The use of the elastic and reactive Ködispace 4SG thermoplastic spacer creates an edge seal that is flexible and gas-tight over the long term. The chemical bond of the material to both glass and the silicone secondary sealant ensures an extremely stable system. As a result, Ködispace 4SG not only compensates for the loads that occur due to the temperature differences between summer and winter that are common on the American West Coast, it also reliably keeps out moisture and wind. This is especially important in Seattle, where the climate tends to be dry in summer and humid in the other months. The functionality of the glass is permanently maintained thanks to the warm-edge system. This not only ensures a comfortable environment in the offices, but also sustainably reduces heating and air-conditioning costs in the long term.

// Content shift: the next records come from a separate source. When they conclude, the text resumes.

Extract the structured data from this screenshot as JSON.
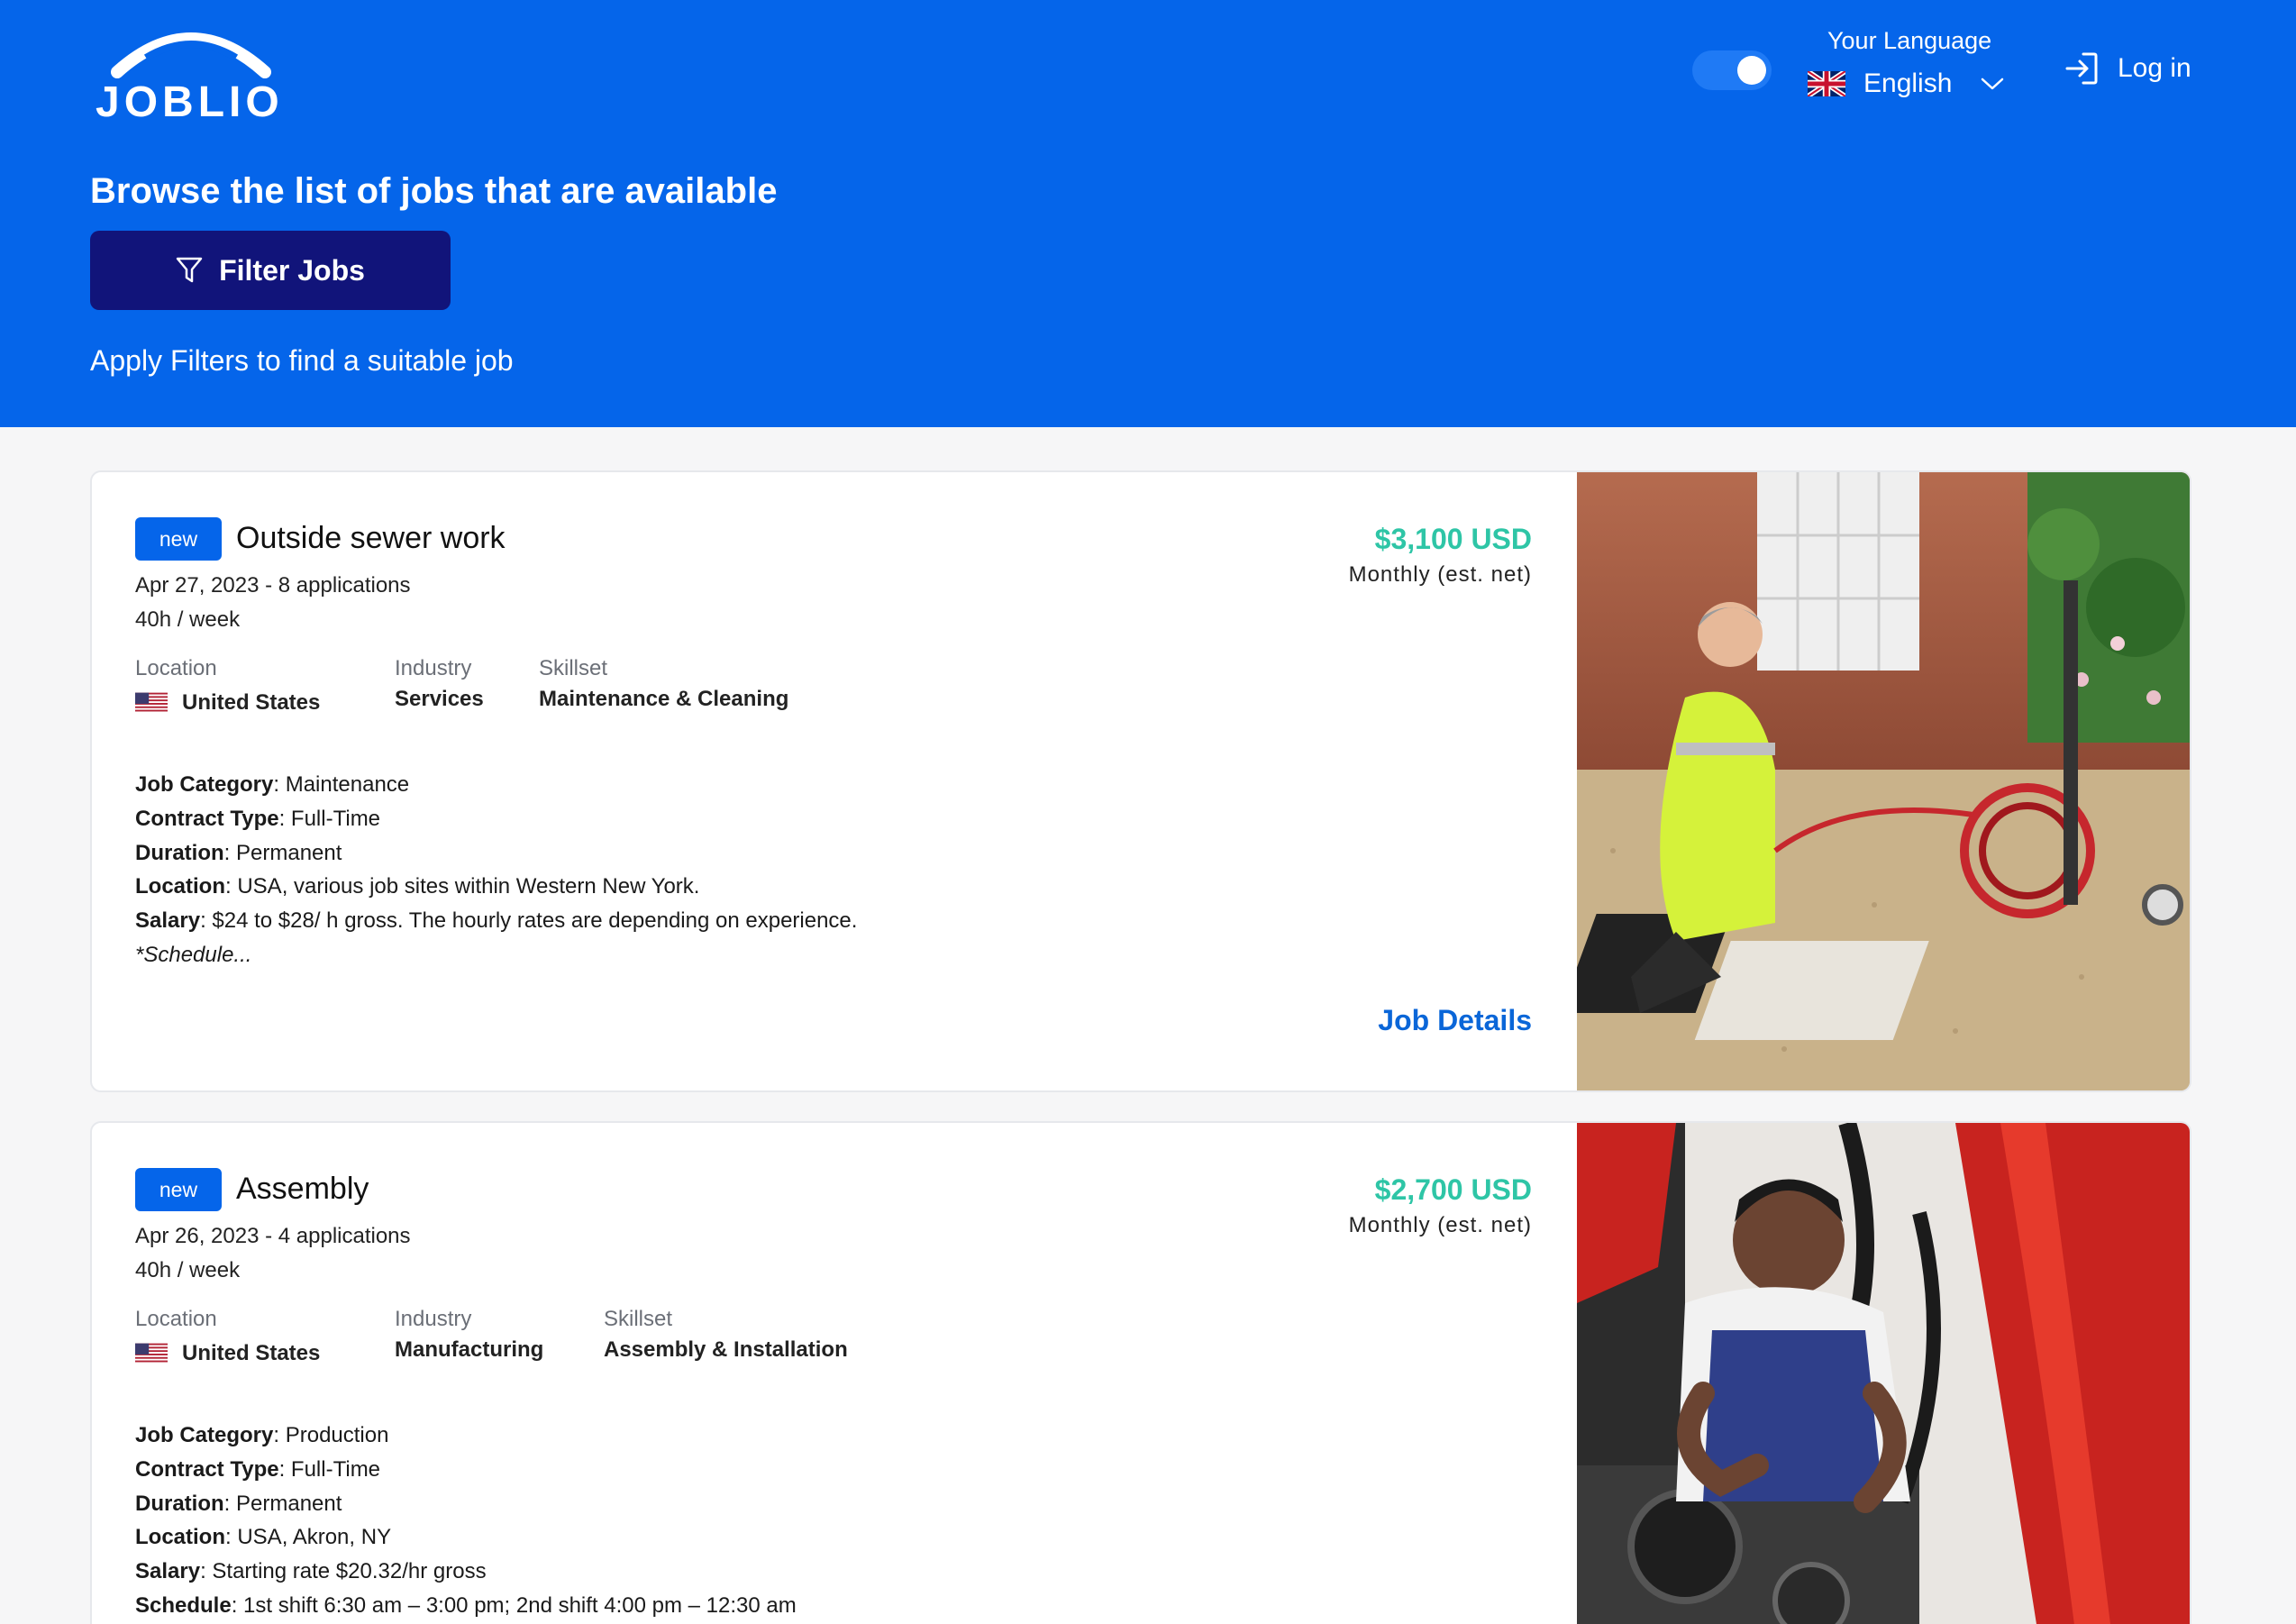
{
  "header": {
    "logo_text": "JOBLIO",
    "language_label": "Your Language",
    "language_value": "English",
    "login_label": "Log in",
    "title": "Browse the list of jobs that are available",
    "filter_button": "Filter Jobs",
    "filter_hint": "Apply Filters to find a suitable job",
    "toggle_on": true
  },
  "labels": {
    "location": "Location",
    "industry": "Industry",
    "skillset": "Skillset",
    "job_category": "Job Category",
    "contract_type": "Contract Type",
    "duration": "Duration",
    "location_detail": "Location",
    "salary": "Salary",
    "schedule": "Schedule",
    "job_details": "Job Details"
  },
  "jobs": [
    {
      "badge": "new",
      "title": "Outside sewer work",
      "meta": "Apr 27, 2023 - 8 applications",
      "hours": "40h  /  week",
      "location": "United States",
      "industry": "Services",
      "skillset": "Maintenance & Cleaning",
      "job_category": "Maintenance",
      "contract_type": "Full-Time",
      "duration": "Permanent",
      "location_detail": "USA, various job sites within Western New York.",
      "salary_detail": "$24 to $28/ h gross. The hourly rates are depending on experience.",
      "schedule_snippet": "*Schedule...",
      "salary": "$3,100 USD",
      "salary_note": "Monthly (est. net)"
    },
    {
      "badge": "new",
      "title": "Assembly",
      "meta": "Apr 26, 2023 - 4 applications",
      "hours": "40h  /  week",
      "location": "United States",
      "industry": "Manufacturing",
      "skillset": "Assembly & Installation",
      "job_category": "Production",
      "contract_type": "Full-Time",
      "duration": "Permanent",
      "location_detail": "USA, Akron, NY",
      "salary_detail": "Starting rate $20.32/hr gross",
      "schedule_detail": "1st shift 6:30 am – 3:00 pm; 2nd shift 4:00 pm – 12:30 am",
      "salary": "$2,700 USD",
      "salary_note": "Monthly (est. net)"
    }
  ],
  "colors": {
    "header_bg": "#0565ea",
    "filter_button_bg": "#11147a",
    "salary": "#2ec5a6",
    "link": "#0a66d8",
    "badge_bg": "#0565ea"
  },
  "icons": {
    "filter": "funnel-icon",
    "login": "login-arrow-icon",
    "language_flag": "uk-flag-icon",
    "location_flag": "us-flag-icon",
    "chevron": "chevron-down-icon"
  }
}
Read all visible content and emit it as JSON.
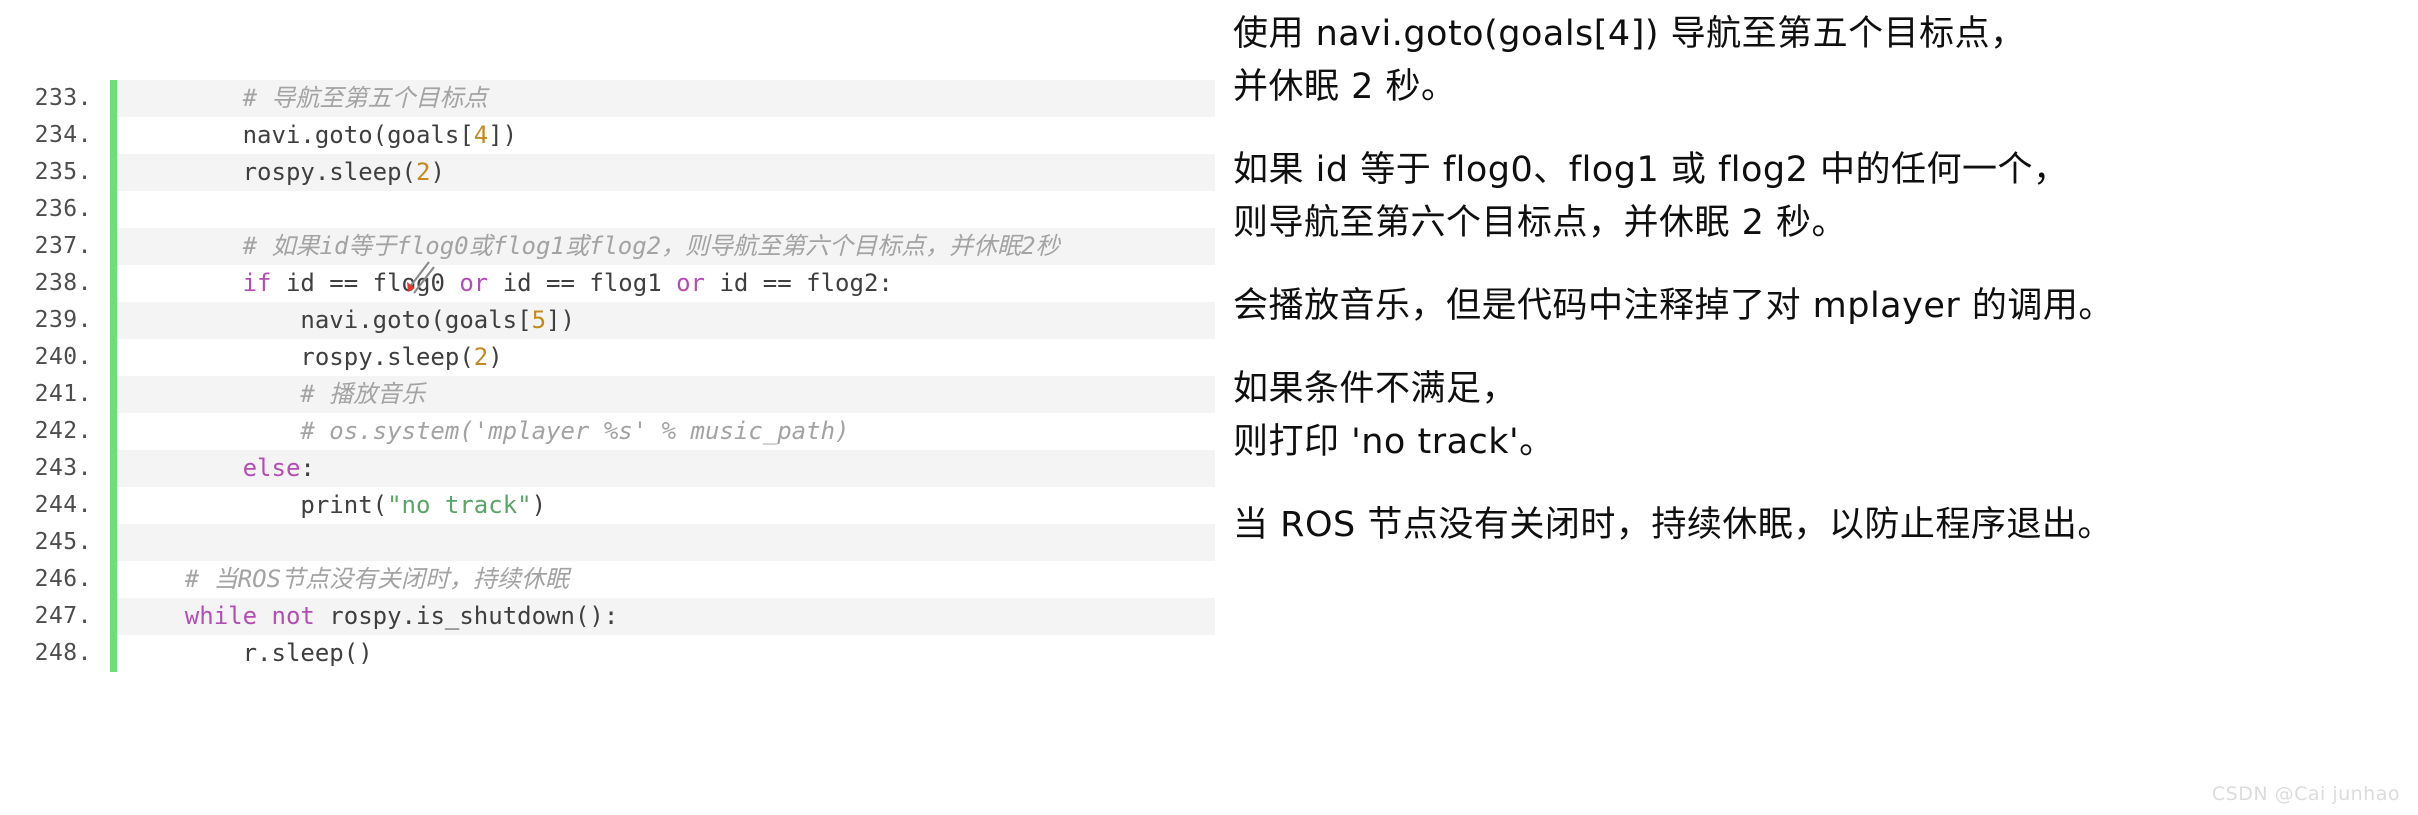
{
  "code_block": {
    "language": "python",
    "gutter_accent_color": "#6ede7a",
    "alt_row_color": "#f4f4f4",
    "colors": {
      "comment": "#a3a3a3",
      "keyword": "#b24fb2",
      "number": "#c38a1e",
      "string": "#5aa469",
      "plain": "#3f3f3f",
      "line_number": "#4d4d4d"
    },
    "lines": [
      {
        "number": "233.",
        "text": "        # 导航至第五个目标点",
        "tokens": [
          {
            "t": "        ",
            "c": "plain"
          },
          {
            "t": "# 导航至第五个目标点",
            "c": "comment"
          }
        ]
      },
      {
        "number": "234.",
        "text": "        navi.goto(goals[4])",
        "tokens": [
          {
            "t": "        navi.goto(goals[",
            "c": "plain"
          },
          {
            "t": "4",
            "c": "number"
          },
          {
            "t": "])",
            "c": "plain"
          }
        ]
      },
      {
        "number": "235.",
        "text": "        rospy.sleep(2)",
        "tokens": [
          {
            "t": "        rospy.sleep(",
            "c": "plain"
          },
          {
            "t": "2",
            "c": "number"
          },
          {
            "t": ")",
            "c": "plain"
          }
        ]
      },
      {
        "number": "236.",
        "text": "",
        "tokens": []
      },
      {
        "number": "237.",
        "text": "        # 如果id等于flog0或flog1或flog2，则导航至第六个目标点，并休眠2秒",
        "tokens": [
          {
            "t": "        ",
            "c": "plain"
          },
          {
            "t": "# 如果id等于flog0或flog1或flog2，则导航至第六个目标点，并休眠2秒",
            "c": "comment"
          }
        ]
      },
      {
        "number": "238.",
        "text": "        if id == flog0 or id == flog1 or id == flog2:",
        "tokens": [
          {
            "t": "        ",
            "c": "plain"
          },
          {
            "t": "if",
            "c": "keyword"
          },
          {
            "t": " id == flog0 ",
            "c": "plain"
          },
          {
            "t": "or",
            "c": "keyword"
          },
          {
            "t": " id == flog1 ",
            "c": "plain"
          },
          {
            "t": "or",
            "c": "keyword"
          },
          {
            "t": " id == flog2:",
            "c": "plain"
          }
        ]
      },
      {
        "number": "239.",
        "text": "            navi.goto(goals[5])",
        "tokens": [
          {
            "t": "            navi.goto(goals[",
            "c": "plain"
          },
          {
            "t": "5",
            "c": "number"
          },
          {
            "t": "])",
            "c": "plain"
          }
        ]
      },
      {
        "number": "240.",
        "text": "            rospy.sleep(2)",
        "tokens": [
          {
            "t": "            rospy.sleep(",
            "c": "plain"
          },
          {
            "t": "2",
            "c": "number"
          },
          {
            "t": ")",
            "c": "plain"
          }
        ]
      },
      {
        "number": "241.",
        "text": "            # 播放音乐",
        "tokens": [
          {
            "t": "            ",
            "c": "plain"
          },
          {
            "t": "# 播放音乐",
            "c": "comment"
          }
        ]
      },
      {
        "number": "242.",
        "text": "            # os.system('mplayer %s' % music_path)",
        "tokens": [
          {
            "t": "            ",
            "c": "plain"
          },
          {
            "t": "# os.system('mplayer %s' % music_path)",
            "c": "comment"
          }
        ]
      },
      {
        "number": "243.",
        "text": "        else:",
        "tokens": [
          {
            "t": "        ",
            "c": "plain"
          },
          {
            "t": "else",
            "c": "keyword"
          },
          {
            "t": ":",
            "c": "plain"
          }
        ]
      },
      {
        "number": "244.",
        "text": "            print(\"no track\")",
        "tokens": [
          {
            "t": "            print(",
            "c": "plain"
          },
          {
            "t": "\"no track\"",
            "c": "string"
          },
          {
            "t": ")",
            "c": "plain"
          }
        ]
      },
      {
        "number": "245.",
        "text": "",
        "tokens": []
      },
      {
        "number": "246.",
        "text": "    # 当ROS节点没有关闭时，持续休眠",
        "tokens": [
          {
            "t": "    ",
            "c": "plain"
          },
          {
            "t": "# 当ROS节点没有关闭时，持续休眠",
            "c": "comment"
          }
        ]
      },
      {
        "number": "247.",
        "text": "    while not rospy.is_shutdown():",
        "tokens": [
          {
            "t": "    ",
            "c": "plain"
          },
          {
            "t": "while",
            "c": "keyword"
          },
          {
            "t": " ",
            "c": "plain"
          },
          {
            "t": "not",
            "c": "keyword"
          },
          {
            "t": " rospy.is_shutdown():",
            "c": "plain"
          }
        ]
      },
      {
        "number": "248.",
        "text": "        r.sleep()",
        "tokens": [
          {
            "t": "        r.sleep()",
            "c": "plain"
          }
        ]
      }
    ]
  },
  "explanation": {
    "paragraphs": [
      "使用 navi.goto(goals[4]) 导航至第五个目标点，\n并休眠 2 秒。",
      "如果 id 等于 flog0、flog1 或 flog2 中的任何一个，\n则导航至第六个目标点，并休眠 2 秒。",
      "会播放音乐，但是代码中注释掉了对 mplayer 的调用。",
      "如果条件不满足，\n则打印 'no track'。",
      "当 ROS 节点没有关闭时，持续休眠，以防止程序退出。"
    ]
  },
  "watermark": {
    "text": "CSDN @Cai junhao"
  }
}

The space between the panes is virtually invisible
The warm-edge solution also excels in terms of design. The spacer system is applied to the insulating glass fully automatically with an application robot. This enables high-precision production down to the tenth of a millimetre, even with multiple panes – without any of the disruptive offsets experienced with conventional spacer profiles. Ködispace 4SG also prevents unpleasant light reflections. While metal spacers detract from the appearance due to their shiny surface, the matt black Ködispace 4SG reflects the frame colour and makes the space between the panes virtually invisible – for a perfectly unobstructed view.
“Amazon has built its sprawling headquarters in Seattle with more than 40 state-of-the-art buildings. We are pleased to have contributed to giving one of these office complexes the flawless look it deserves with our warm-edge system,” says Dr Christian Scherer.
About H.B. Fuller | KÖMMERLING
Since 2017, Kömmerling Chemische Fabrik GmbH has been part of the US adhesives group H.B. Fuller | KÖMMERLING. The world’s largest supplier of adhesives and sealants covers versatile and demanding adhesive and sealant applications with its three business areas – Engineering Adhesives, Construction Adhesives and Hygiene, Health and Consumable Adhesives – which are used in a range of industries such as electronics, hygiene, medicine, transport, construction and renewable energies. The international group generates sales of of close to 3 billion US dollars and has 6,500 employees serving customers in more than 125 countries. The Pirmasens site has become the “Technology Centre of Excellence” for insulating glass applications and is responsible for the research and development of new products and application fields as well as advancing existing expertise.